Dobranoc, Ćmy. [Aldieb]

14 marca 2012

.Muzyka.
[Podkład może niektórym nie pasować, ale osobiście uważam, że jest potrzebny, żeby uchwycić klimat tego opowiadania. Należy zacząć czytać dopiero wtedy kiedy zacznie się muzyka, a drugi akapit powinien zacząć się wraz ze zmianą melodii.]
          Wyrwana z zamyśleń, przez nagły wybuch śmiechu, zamrugałam parokrotnie powiekami, po czym powiodłam wzrokiem po polanie. Na moim pysku mimowolnie pojawił się uśmiech. Ciepłe refleksy bijące od rozpalonego na środku ogniska, błyskały po smukłych pniach drzew, nadając im tajemniczego, ale zarazem swojskiego wyglądu. Pod ich szerokimi koronami znajdowało się parę osób, które właśnie grały w stadną butelkę, nazywaną przez Nas, od nazwy stada, „HOTN”.
          Teraz była kolej Tin. Wprawnym ruchem zakręciła butelką, a ta wykonawszy kilkanaście obrotów zwolniła, ostatecznie zatrzymując się na Fene.

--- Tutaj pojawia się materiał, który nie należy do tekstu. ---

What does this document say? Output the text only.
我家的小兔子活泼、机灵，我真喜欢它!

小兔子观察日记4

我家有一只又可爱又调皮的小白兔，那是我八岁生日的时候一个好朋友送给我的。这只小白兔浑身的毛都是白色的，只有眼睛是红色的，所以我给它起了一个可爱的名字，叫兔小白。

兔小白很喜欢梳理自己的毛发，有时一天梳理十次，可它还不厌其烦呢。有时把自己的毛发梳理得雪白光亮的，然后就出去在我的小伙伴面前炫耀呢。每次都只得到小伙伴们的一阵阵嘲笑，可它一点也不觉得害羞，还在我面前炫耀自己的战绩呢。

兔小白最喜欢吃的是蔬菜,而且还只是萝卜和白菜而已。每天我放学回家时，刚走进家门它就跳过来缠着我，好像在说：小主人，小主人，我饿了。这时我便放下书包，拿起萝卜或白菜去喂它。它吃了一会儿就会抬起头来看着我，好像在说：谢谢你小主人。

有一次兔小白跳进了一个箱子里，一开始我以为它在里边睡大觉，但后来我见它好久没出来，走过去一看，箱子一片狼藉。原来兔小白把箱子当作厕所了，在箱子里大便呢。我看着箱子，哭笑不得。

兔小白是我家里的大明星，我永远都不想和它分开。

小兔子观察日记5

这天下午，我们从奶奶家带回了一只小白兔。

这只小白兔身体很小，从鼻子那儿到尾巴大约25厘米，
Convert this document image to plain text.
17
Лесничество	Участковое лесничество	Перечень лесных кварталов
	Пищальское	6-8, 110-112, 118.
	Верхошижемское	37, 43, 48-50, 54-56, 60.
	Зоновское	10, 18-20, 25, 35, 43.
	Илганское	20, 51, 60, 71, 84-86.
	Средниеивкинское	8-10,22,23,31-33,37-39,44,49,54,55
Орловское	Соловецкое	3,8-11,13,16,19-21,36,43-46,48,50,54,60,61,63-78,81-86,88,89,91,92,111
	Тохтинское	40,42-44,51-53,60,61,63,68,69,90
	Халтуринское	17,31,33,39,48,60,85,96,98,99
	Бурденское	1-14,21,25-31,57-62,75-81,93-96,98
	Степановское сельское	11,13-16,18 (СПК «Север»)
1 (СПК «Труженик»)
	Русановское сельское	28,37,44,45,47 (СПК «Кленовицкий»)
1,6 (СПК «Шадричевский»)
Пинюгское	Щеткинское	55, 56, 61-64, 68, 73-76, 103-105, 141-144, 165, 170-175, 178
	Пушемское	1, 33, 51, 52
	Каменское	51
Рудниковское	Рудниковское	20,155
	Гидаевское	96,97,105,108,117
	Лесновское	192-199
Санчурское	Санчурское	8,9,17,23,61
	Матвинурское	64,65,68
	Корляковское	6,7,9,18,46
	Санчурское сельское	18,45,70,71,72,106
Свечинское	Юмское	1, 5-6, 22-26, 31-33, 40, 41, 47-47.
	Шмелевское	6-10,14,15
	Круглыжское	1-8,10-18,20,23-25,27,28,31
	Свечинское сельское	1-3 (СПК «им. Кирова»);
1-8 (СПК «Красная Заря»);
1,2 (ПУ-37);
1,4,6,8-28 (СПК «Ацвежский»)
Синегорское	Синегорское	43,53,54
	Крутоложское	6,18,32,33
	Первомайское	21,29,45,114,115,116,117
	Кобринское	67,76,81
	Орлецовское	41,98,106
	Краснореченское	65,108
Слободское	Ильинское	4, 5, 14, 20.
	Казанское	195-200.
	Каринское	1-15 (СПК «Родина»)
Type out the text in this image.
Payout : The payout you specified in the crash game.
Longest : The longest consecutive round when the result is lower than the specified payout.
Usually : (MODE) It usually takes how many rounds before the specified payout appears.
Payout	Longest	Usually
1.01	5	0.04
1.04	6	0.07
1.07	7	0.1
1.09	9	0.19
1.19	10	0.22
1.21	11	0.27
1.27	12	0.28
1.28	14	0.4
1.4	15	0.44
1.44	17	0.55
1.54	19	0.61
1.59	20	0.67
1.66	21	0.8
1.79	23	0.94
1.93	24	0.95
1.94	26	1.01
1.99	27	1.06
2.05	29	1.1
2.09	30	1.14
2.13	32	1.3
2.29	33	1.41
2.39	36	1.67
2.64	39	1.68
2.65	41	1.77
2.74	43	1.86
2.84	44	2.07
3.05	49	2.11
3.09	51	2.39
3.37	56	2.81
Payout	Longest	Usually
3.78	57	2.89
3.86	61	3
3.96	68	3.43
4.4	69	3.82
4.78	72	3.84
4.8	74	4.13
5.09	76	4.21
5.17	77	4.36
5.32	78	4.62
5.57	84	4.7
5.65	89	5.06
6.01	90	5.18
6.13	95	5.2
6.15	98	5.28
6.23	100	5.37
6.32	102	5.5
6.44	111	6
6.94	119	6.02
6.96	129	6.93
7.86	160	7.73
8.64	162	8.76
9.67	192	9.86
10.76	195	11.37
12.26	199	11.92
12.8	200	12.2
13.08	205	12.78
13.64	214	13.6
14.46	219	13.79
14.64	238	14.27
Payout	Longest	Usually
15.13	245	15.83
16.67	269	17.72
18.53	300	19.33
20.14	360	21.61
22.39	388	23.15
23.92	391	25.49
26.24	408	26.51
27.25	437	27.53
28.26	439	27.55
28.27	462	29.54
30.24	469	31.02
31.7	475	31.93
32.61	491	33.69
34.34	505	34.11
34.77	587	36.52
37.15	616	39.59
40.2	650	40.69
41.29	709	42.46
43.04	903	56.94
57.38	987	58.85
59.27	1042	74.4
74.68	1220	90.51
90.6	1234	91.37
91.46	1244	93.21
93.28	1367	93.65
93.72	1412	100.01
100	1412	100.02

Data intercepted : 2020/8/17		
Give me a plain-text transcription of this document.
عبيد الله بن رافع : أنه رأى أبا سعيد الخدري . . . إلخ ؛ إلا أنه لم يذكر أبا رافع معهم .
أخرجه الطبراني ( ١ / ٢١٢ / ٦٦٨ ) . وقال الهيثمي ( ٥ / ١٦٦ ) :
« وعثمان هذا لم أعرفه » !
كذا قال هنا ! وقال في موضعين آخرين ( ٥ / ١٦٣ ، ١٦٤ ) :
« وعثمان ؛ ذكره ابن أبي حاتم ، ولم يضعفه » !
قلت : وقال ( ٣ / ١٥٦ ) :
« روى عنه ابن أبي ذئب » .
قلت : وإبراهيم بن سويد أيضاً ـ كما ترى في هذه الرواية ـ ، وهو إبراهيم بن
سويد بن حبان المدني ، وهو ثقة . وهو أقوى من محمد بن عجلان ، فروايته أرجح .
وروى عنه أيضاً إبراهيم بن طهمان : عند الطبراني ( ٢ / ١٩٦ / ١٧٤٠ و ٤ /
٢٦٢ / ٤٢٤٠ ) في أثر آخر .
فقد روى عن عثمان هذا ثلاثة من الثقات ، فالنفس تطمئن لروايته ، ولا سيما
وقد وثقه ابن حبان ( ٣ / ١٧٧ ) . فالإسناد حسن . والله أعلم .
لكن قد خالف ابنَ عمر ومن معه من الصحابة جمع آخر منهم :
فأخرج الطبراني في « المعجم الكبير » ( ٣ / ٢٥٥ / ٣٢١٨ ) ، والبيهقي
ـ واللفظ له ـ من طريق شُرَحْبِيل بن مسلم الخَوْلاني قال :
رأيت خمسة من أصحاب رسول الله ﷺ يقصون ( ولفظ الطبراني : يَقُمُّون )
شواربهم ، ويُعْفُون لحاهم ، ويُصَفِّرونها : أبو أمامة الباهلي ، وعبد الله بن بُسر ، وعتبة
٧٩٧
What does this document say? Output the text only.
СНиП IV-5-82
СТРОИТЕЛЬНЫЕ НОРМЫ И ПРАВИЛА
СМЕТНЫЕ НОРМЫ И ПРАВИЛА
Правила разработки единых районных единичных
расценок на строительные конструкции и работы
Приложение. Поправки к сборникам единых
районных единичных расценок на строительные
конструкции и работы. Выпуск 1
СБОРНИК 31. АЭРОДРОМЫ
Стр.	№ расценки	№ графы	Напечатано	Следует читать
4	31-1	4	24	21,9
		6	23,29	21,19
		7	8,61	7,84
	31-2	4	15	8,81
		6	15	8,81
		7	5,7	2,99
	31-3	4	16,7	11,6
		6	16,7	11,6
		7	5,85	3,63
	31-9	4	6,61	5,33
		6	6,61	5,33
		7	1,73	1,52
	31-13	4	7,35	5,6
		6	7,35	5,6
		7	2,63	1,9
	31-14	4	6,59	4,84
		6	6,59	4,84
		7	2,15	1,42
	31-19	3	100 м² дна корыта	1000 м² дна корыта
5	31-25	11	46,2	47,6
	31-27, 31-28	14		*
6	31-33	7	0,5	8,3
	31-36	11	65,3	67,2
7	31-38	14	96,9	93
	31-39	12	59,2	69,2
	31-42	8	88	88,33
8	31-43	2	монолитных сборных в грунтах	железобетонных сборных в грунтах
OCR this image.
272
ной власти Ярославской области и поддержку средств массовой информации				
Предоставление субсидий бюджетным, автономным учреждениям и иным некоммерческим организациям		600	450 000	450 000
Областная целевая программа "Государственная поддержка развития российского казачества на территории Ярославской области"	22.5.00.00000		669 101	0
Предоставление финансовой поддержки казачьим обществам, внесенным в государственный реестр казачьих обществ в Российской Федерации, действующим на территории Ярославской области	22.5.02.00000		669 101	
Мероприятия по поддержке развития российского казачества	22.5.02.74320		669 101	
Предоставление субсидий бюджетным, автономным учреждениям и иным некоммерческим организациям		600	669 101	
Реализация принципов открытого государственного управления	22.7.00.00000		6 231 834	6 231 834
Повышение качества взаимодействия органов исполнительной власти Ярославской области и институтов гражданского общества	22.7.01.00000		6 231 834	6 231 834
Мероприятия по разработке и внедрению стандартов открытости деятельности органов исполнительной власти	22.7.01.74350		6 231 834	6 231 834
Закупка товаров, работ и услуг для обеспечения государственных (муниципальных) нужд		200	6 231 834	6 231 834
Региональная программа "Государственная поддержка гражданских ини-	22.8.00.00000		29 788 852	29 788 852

Wszystkie pary oczu powędrowały ku miejscu, gdzie jeszcze przed chwilą siedziała. Kątem ślepia dostrzegłam, jak dziewczynie pytanie zamarło na ustach. Potrząsnęła głową i rozejrzała się po zebranych, pytając czy ktoś widział, gdzie poszła Fenka. Wszyscy, włącznie ze mną zaprzeczyli.
          Arashi, jako ochotniczka, przetrząsnęła okoliczne krzaki, jednak wśród wydeptanych ścieżek tak wielu stworzeń trop podrostka gubił się niemalże natychmiast, a jej samej nigdzie nie było widać.
          Po krótkiej chwili zastanowienia postanowiliśmy jej szukać. Luna, której zdolności pomagały nam niezwykle często, wykryła niespotykany wzrost energii magicznej, który układał się w dość chaotyczny ślad. Nie mając żadnej innej poszlaki, ruszyliśmy za nim.
          Lu prowadziła Nas przez sam środek Lasu Śmierci, klucząc pomiędzy drzewami i pagórkami. Czasami miałam wrażenie, że zataczamy kręgi, a potem okazywało się, że jesteśmy w zupełnie innej części lasu. Mimo, że mieszkałam tu już tak długo, miejsce to nadal było dla mnie tajemnicą. Wiedziałam, że nie zrobi Fene krzywdy, chyba, że sama by się o to prosiła, a i stworzenia w nim mieszkające nie będą jej się naprzykrzać. Jednakże bywały takie noce… noce, podczas których wszystkiego można się było spodziewać, ponieważ Las żył swoim własnym życiem.
          W pewnym momencie nasza przewodniczka się zatrzymała. Uniosła palec wskazujący do ust, nakazując nam ciszę. Przesunęła gęste zarośla na bok, tak żebyśmy wszyscy mogli zobaczyć, co się za nimi kryje.
          Naszym oczom ukazało się niewielkie oczko wodne, otoczone girlandami nocnych kwiatów. Ich jedwabiście białe płatki zdawały się połyskiwać w świetle księżyca. Wśród nich, po drugiej stronie zbiornika siedziała Fene, jak gdyby nigdy nic wesoło merdając ogonem i ze  szczenięcym uśmiechem na pysku rozglądając się dokoła. A było co podziwiać, wszędzie gdzie tylko spojrzeć, można było dostrzec wdzięcznie fruwające ćmy. Świeciły one własnym srebrzystym blaskiem, nadając otoczeniu magicznego klimatu.
          – Ćmy mnie zaprowadziły. – Powiedziała, spoglądając na Nas, jakby to było rzeczą najoczywistszą na świecie, po czym jej błękitne ślepka powędrowały ku dzielącemu nas odbiciu tarczy księżyca.
  
          I wtedy to się wydarzyło. Nagle coś przecięło skrzącą się powierzchnię wody, wypryskując z niej prosto w powietrze. Ćma rozpostarła ogromne, a zarazem lekkie jak pajęczyna skrzydła  i pofrunęła w górę. W noc…

~~***~~
Sam pomysł mi się bardzo podoba, ale opowiadanie średnio mi wyszło. Na sprawdzian obecności.
Tytuł i niektóre elementy opowiadania inspirowane powiedzeniem Lusi.